How these principles underlie the philosophy of Deleuze and Serres is difficult to summarise here, and also dangerous. I am still a novice when it comes to their theoretical paradigms. What can be said though is that their principles are non-progressive, non-positivistic. The order they see in social systems, in cultural artefacts and metaphysical constructions is better understood as order determined by thresholds rather than historical movements, by the flow of information between systems, rather than the inevitable consequences of scientific and social orders.

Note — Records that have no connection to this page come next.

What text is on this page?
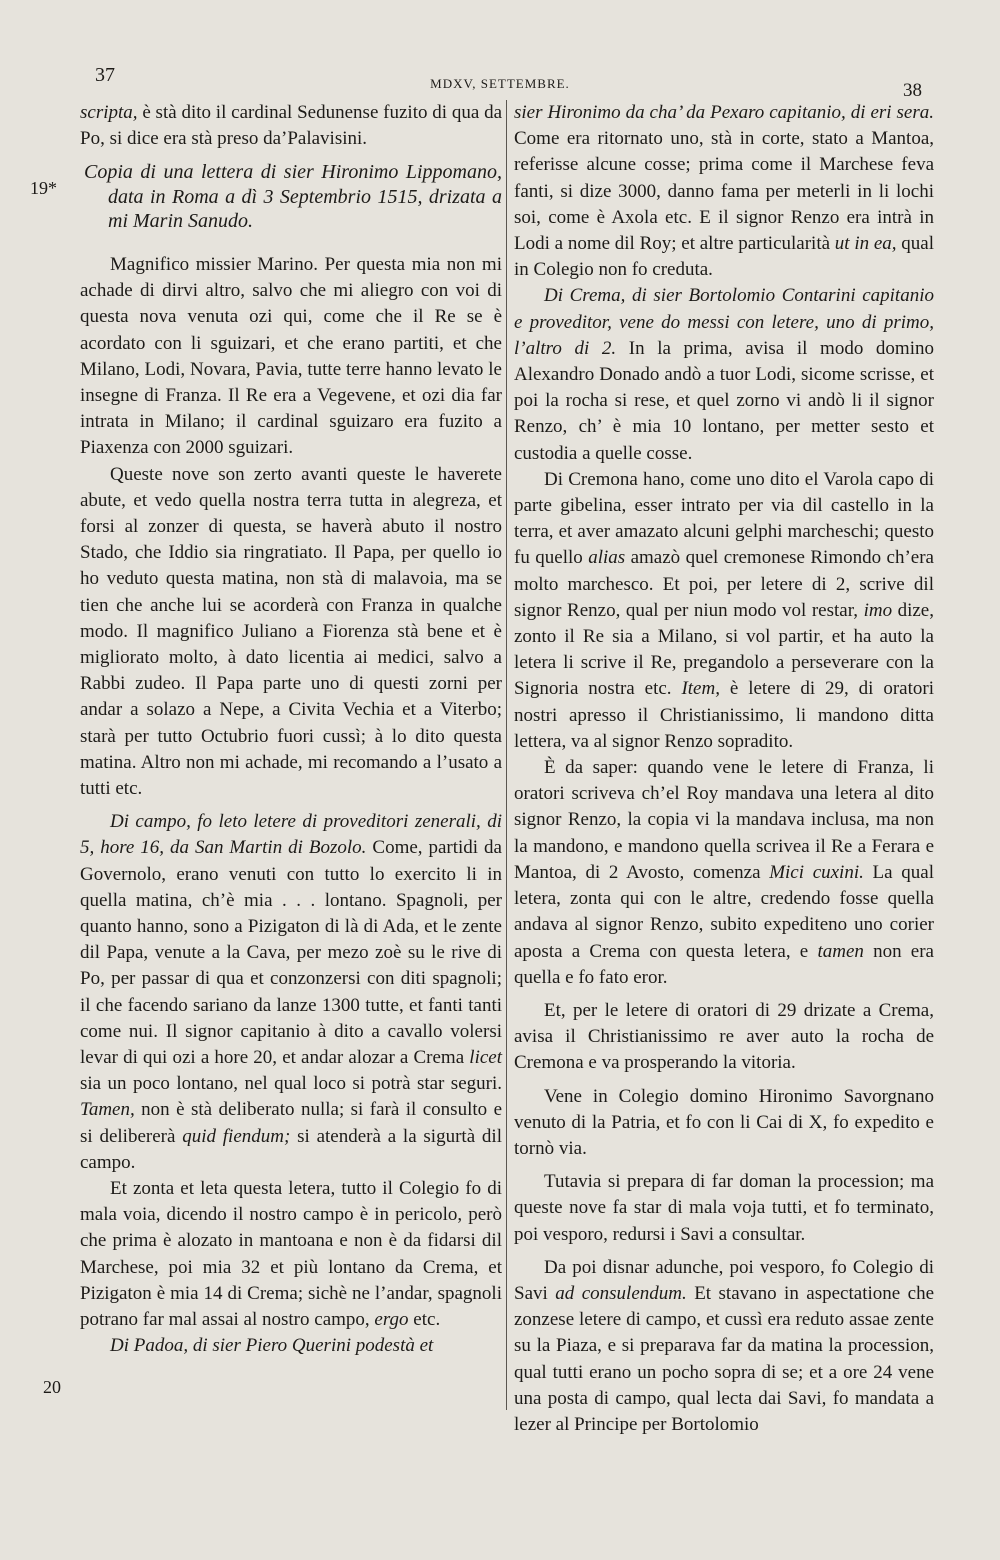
37	MDXV, SETTEMBRE.	38
19*
20

scripta, è stà dito il cardinal Sedunense fuzito di qua da Po, si dice era stà preso da’Palavisini.

Copia di una lettera di sier Hironimo Lippomano, data in Roma a dì 3 Septembrio 1515, drizata a mi Marin Sanudo.

Magnifico missier Marino. Per questa mia non mi achade di dirvi altro, salvo che mi aliegro con voi di questa nova venuta ozi qui, come che il Re se è acordato con li sguizari, et che erano partiti, et che Milano, Lodi, Novara, Pavia, tutte terre hanno levato le insegne di Franza. Il Re era a Vegevene, et ozi dia far intrata in Milano; il cardinal sguizaro era fuzito a Piaxenza con 2000 sguizari.

Queste nove son zerto avanti queste le haverete abute, et vedo quella nostra terra tutta in alegreza, et forsi al zonzer di questa, se haverà abuto il nostro Stado, che Iddio sia ringratiato. Il Papa, per quello io ho veduto questa matina, non stà di malavoia, ma se tien che anche lui se acorderà con Franza in qualche modo. Il magnifico Juliano a Fiorenza stà bene et è migliorato molto, à dato licentia ai medici, salvo a Rabbi zudeo. Il Papa parte uno di questi zorni per andar a solazo a Nepe, a Civita Vechia et a Viterbo; starà per tutto Octubrio fuori cussì; à lo dito questa matina. Altro non mi achade, mi recomando a l’usato a tutti etc.

Di campo, fo leto letere di proveditori zenerali, di 5, hore 16, da San Martin di Bozolo. Come, partidi da Governolo, erano venuti con tutto lo exercito li in quella matina, ch’è mia . . . lontano. Spagnoli, per quanto hanno, sono a Pizigaton di là di Ada, et le zente dil Papa, venute a la Cava, per mezo zoè su le rive di Po, per passar di qua et conzonzersi con diti spagnoli; il che facendo sariano da lanze 1300 tutte, et fanti tanti come nui. Il signor capitanio à dito a cavallo volersi levar di qui ozi a hore 20, et andar alozar a Crema licet sia un poco lontano, nel qual loco si potrà star seguri. Tamen, non è stà deliberato nulla; si farà il consulto e si delibererà quid fiendum; si atenderà a la sigurtà dil campo.

Et zonta et leta questa letera, tutto il Colegio fo di mala voia, dicendo il nostro campo è in pericolo, però che prima è alozato in mantoana e non è da fidarsi dil Marchese, poi mia 32 et più lontano da Crema, et Pizigaton è mia 14 di Crema; sichè ne l’andar, spagnoli potrano far mal assai al nostro campo, ergo etc.

Di Padoa, di sier Piero Querini podestà et

sier Hironimo da cha’ da Pexaro capitanio, di eri sera. Come era ritornato uno, stà in corte, stato a Mantoa, referisse alcune cosse; prima come il Marchese feva fanti, si dize 3000, danno fama per meterli in li lochi soi, come è Axola etc. E il signor Renzo era intrà in Lodi a nome dil Roy; et altre particularità ut in ea, qual in Colegio non fo creduta.

Di Crema, di sier Bortolomio Contarini capitanio e proveditor, vene do messi con letere, uno di primo, l’altro di 2. In la prima, avisa il modo domino Alexandro Donado andò a tuor Lodi, sicome scrisse, et poi la rocha si rese, et quel zorno vi andò li il signor Renzo, ch’ è mia 10 lontano, per metter sesto et custodia a quelle cosse.

Di Cremona hano, come uno dito el Varola capo di parte gibelina, esser intrato per via dil castello in la terra, et aver amazato alcuni gelphi marcheschi; questo fu quello alias amazò quel cremonese Rimondo ch’era molto marchesco. Et poi, per letere di 2, scrive dil signor Renzo, qual per niun modo vol restar, imo dize, zonto il Re sia a Milano, si vol partir, et ha auto la letera li scrive il Re, pregandolo a perseverare con la Signoria nostra etc. Item, è letere di 29, di oratori nostri apresso il Christianissimo, li mandono ditta lettera, va al signor Renzo sopradito.

È da saper: quando vene le letere di Franza, li oratori scriveva ch’el Roy mandava una letera al dito signor Renzo, la copia vi la mandava inclusa, ma non la mandono, e mandono quella scrivea il Re a Ferara e Mantoa, di 2 Avosto, comenza Mici cuxini. La qual letera, zonta qui con le altre, credendo fosse quella andava al signor Renzo, subito expediteno uno corier aposta a Crema con questa letera, e tamen non era quella e fo fato eror.

Et, per le letere di oratori di 29 drizate a Crema, avisa il Christianissimo re aver auto la rocha de Cremona e va prosperando la vitoria.

Vene in Colegio domino Hironimo Savorgnano venuto di la Patria, et fo con li Cai di X, fo expedito e tornò via.

Tutavia si prepara di far doman la procession; ma queste nove fa star di mala voja tutti, et fo terminato, poi vesporo, redursi i Savi a consultar.

Da poi disnar adunche, poi vesporo, fo Colegio di Savi ad consulendum. Et stavano in aspectatione che zonzese letere di campo, et cussì era reduto assae zente su la Piaza, e si preparava far da matina la procession, qual tutti erano un pocho sopra di se; et a ore 24 vene una posta di campo, qual lecta dai Savi, fo mandata a lezer al Principe per Bortolomio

At present I am working through the vague notion that our systems of symbolic communication would be better understood through their non-linear logics. That sacrifice and sacrament, scribe and inscription, digital code and malleable media are each a series of complexity thresholds in a grand order of semiotics that has been growing and blooming, shrinking and decaying in time with the ebb and flow of human culture and technology.

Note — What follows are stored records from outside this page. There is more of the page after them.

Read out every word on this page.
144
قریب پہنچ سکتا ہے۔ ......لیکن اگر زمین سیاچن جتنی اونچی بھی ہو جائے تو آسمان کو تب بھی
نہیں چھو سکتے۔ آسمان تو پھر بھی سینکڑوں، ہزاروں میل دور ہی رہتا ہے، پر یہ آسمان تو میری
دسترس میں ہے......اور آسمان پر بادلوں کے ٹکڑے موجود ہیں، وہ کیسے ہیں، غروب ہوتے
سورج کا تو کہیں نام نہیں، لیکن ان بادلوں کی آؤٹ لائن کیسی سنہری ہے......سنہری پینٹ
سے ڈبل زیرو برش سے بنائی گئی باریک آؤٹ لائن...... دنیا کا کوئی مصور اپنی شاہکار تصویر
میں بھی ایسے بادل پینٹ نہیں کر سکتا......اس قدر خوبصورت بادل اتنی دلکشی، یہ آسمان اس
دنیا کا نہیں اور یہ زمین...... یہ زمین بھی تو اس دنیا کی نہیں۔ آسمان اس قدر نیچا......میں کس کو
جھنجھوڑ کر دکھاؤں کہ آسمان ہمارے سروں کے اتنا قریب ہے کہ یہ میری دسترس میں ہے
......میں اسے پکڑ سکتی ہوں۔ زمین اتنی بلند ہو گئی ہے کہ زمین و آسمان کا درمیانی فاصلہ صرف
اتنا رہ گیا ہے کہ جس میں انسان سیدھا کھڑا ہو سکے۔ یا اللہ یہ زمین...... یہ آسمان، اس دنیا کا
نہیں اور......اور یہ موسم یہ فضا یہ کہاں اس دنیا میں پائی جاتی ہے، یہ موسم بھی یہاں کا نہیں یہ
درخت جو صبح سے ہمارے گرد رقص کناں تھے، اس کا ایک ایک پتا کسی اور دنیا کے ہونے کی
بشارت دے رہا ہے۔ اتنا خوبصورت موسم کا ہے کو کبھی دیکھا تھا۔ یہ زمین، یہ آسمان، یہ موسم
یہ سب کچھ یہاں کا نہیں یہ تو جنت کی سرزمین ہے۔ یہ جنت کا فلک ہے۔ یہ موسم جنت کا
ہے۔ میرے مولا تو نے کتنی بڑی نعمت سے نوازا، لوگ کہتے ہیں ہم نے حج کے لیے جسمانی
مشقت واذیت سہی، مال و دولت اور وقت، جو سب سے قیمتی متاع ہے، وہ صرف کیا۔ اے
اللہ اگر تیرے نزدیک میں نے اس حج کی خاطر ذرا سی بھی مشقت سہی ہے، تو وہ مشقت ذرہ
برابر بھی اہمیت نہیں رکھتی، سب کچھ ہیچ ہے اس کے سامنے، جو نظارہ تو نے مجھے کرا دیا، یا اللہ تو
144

I write this here as an annotation on things to come (on my website). It is not a delineated path of enquiry. It is merely a structure I intend to topographically identify, map and encourage. Here’s to Gilles Deleuze and Michel Serres, as well as some other names I will label their accomplices, such as Giorgio Agamben, Manuel de Landa, Lev Manovich and a whole heap more.

  • Outstanding post Daniel. I don't have much to say other than I think your strain, or rhizome, of thinking here is profoundly appropriate for the tasks of being human in the worlds we currently inter-inhabit. I am with you on all fronts – and look forward to gleaning off of whatever threshold you intend or haphazardly push through intensifies, and eventually explodes causing shards and ripples that tear through accepted dogma and open doors to something as yet totally unthought of, and ultimately more life-affirming.

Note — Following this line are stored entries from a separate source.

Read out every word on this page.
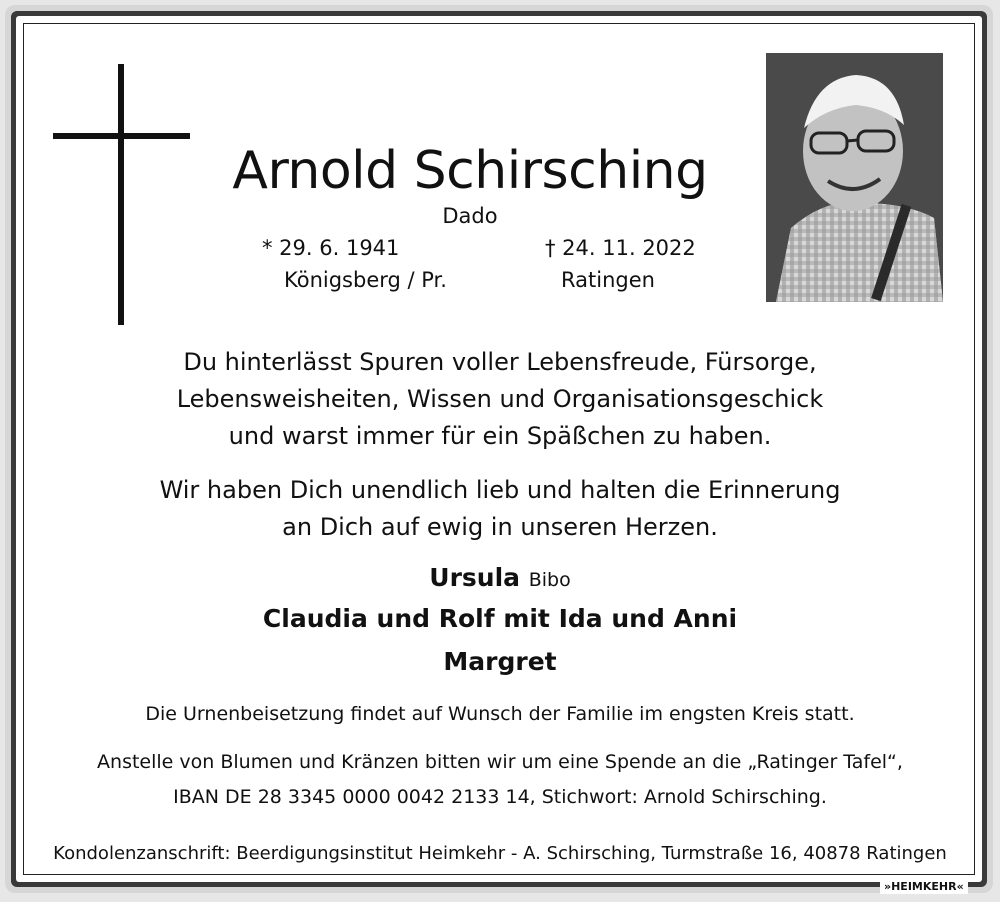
Arnold Schirsching
Dado
* 29. 6. 1941
Königsberg / Pr.
† 24. 11. 2022
Ratingen
Du hinterlässt Spuren voller Lebensfreude, Fürsorge,
Lebensweisheiten, Wissen und Organisationsgeschick
und warst immer für ein Späßchen zu haben.
Wir haben Dich unendlich lieb und halten die Erinnerung
an Dich auf ewig in unseren Herzen.
Ursula Bibo
Claudia und Rolf mit Ida und Anni
Margret
Die Urnenbeisetzung findet auf Wunsch der Familie im engsten Kreis statt.
Anstelle von Blumen und Kränzen bitten wir um eine Spende an die „Ratinger Tafel“,
IBAN DE 28 3345 0000 0042 2133 14, Stichwort: Arnold Schirsching.
Kondolenzanschrift: Beerdigungsinstitut Heimkehr - A. Schirsching, Turmstraße 16, 40878 Ratingen
»HEIMKEHR«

  • TAKE 2 – With corrections (sorry its late for me): Outstanding post Daniel. I don't have much to say other than I think your strain or rhizome of thinking here is profoundly appropriate for the tasks of being human in the worlds we currently inter-inhabit. I am with you on all fronts – and look forward to gleaning off whatever threshold you intend or haphazardly push through or intensify, eventually explodes causing shards and ripples that tear through accepted dogma and open doors to something as yet totally unthought of, and ultimately more life-affirming.

  • salamander85

    Agreed! The universal soil, that supreme order underlying all things, appears more like a tissue than an individually-segmented grid, and if time (and the technology growing out of it) are in anyway 'determinable' , then it must be in a way that is somehow involved with gravity, a force we do not generally conceive of as 'moving forward,' yet one which exerts a physical and indeed scientifically measurable influence on our lives!

  • salamander85

    Agreed! The universal soil, that supreme order underlying all things, appears more like a tissue than an individually-segmented grid, and if time (and the technology growing out of it) are in anyway 'determinable' , then it must be in a way that is somehow involved with gravity, a force we do not generally conceive of as 'moving forward,' yet one which exerts a physical and indeed scientifically measurable influence on our lives!